Since I’ve been home, I’ve done my exercises.  I took a breathing treatment, which I really needed.

 I’ve been listening to the radio. I sit outside a good while. 

 I put some chicken wire around the wooden porch post. Something’s been eating it. 

I set the animal trap out front because I had something out there last night. If I catch a skunk I’m gonna be in trouble.

Now instead of typing this, I talk into the microphone. This has just been one long, long, paragraph.  I’m gonna try now to see if I can make it break up using a program. If not, it may just be posted with all the mistakes and all the errors.
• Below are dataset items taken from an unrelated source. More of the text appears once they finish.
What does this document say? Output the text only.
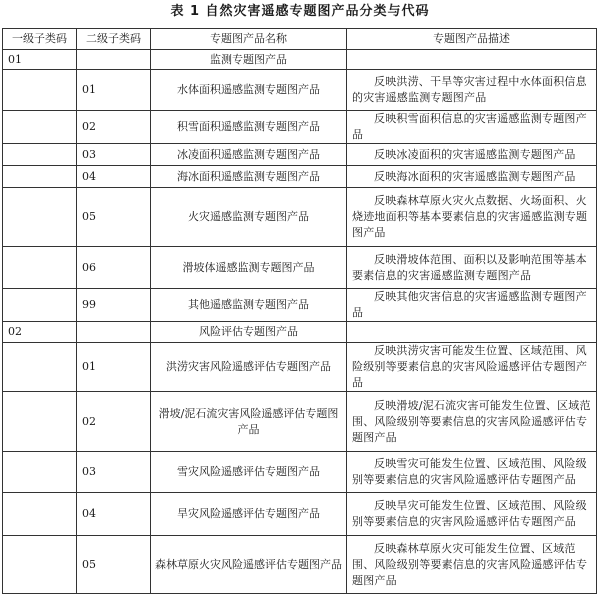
表 1 自然灾害遥感专题图产品分类与代码
一级子类码	二级子类码	专题图产品名称	专题图产品描述
01		监测专题图产品	
	01	水体面积遥感监测专题图产品	反映洪涝、干旱等灾害过程中水体面积信息的灾害遥感监测专题图产品
	02	积雪面积遥感监测专题图产品	反映积雪面积信息的灾害遥感监测专题图产品
	03	冰凌面积遥感监测专题图产品	反映冰凌面积的灾害遥感监测专题图产品
	04	海冰面积遥感监测专题图产品	反映海冰面积的灾害遥感监测专题图产品
	05	火灾遥感监测专题图产品	反映森林草原火灾火点数据、火场面积、火烧迹地面积等基本要素信息的灾害遥感监测专题图产品
	06	滑坡体遥感监测专题图产品	反映滑坡体范围、面积以及影响范围等基本要素信息的灾害遥感监测专题图产品
	99	其他遥感监测专题图产品	反映其他灾害信息的灾害遥感监测专题图产品
02		风险评估专题图产品	
	01	洪涝灾害风险遥感评估专题图产品	反映洪涝灾害可能发生位置、区域范围、风险级别等要素信息的灾害风险遥感评估专题图产品
	02	滑坡/泥石流灾害风险遥感评估专题图产品	反映滑坡/泥石流灾害可能发生位置、区域范围、风险级别等要素信息的灾害风险遥感评估专题图产品
	03	雪灾风险遥感评估专题图产品	反映雪灾可能发生位置、区域范围、风险级别等要素信息的灾害风险遥感评估专题图产品
	04	旱灾风险遥感评估专题图产品	反映旱灾可能发生位置、区域范围、风险级别等要素信息的灾害风险遥感评估专题图产品
	05	森林草原火灾风险遥感评估专题图产品	反映森林草原火灾可能发生位置、区域范围、风险级别等要素信息的灾害风险遥感评估专题图产品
It seems like I took a picture today. I wanted to show someone about something. I’ll check that out and see what it was. I can’t remember. It’s probably a word that is  a noun. You know if it wasn’t for nouns, people with the Aldi‘s wouldn’t have these problems. The other day I forgot a verb and so I figured that’s just a slipping, slipping slope.  Adverbs will be next, pretty soon  I won’t know adjectives. It’s heck to get old.

Oh yes, my porch post. Something’s been eating on it. That’s why the trap is set tonight.  I hope I don’t catch a skunk!



I wrapped chicken wire around it tonight. Hopefully that will stop the chewing.

1 comment:

Galla Creek said...

Glad you did not get a ticket! They thought you were an illegal alien I guess.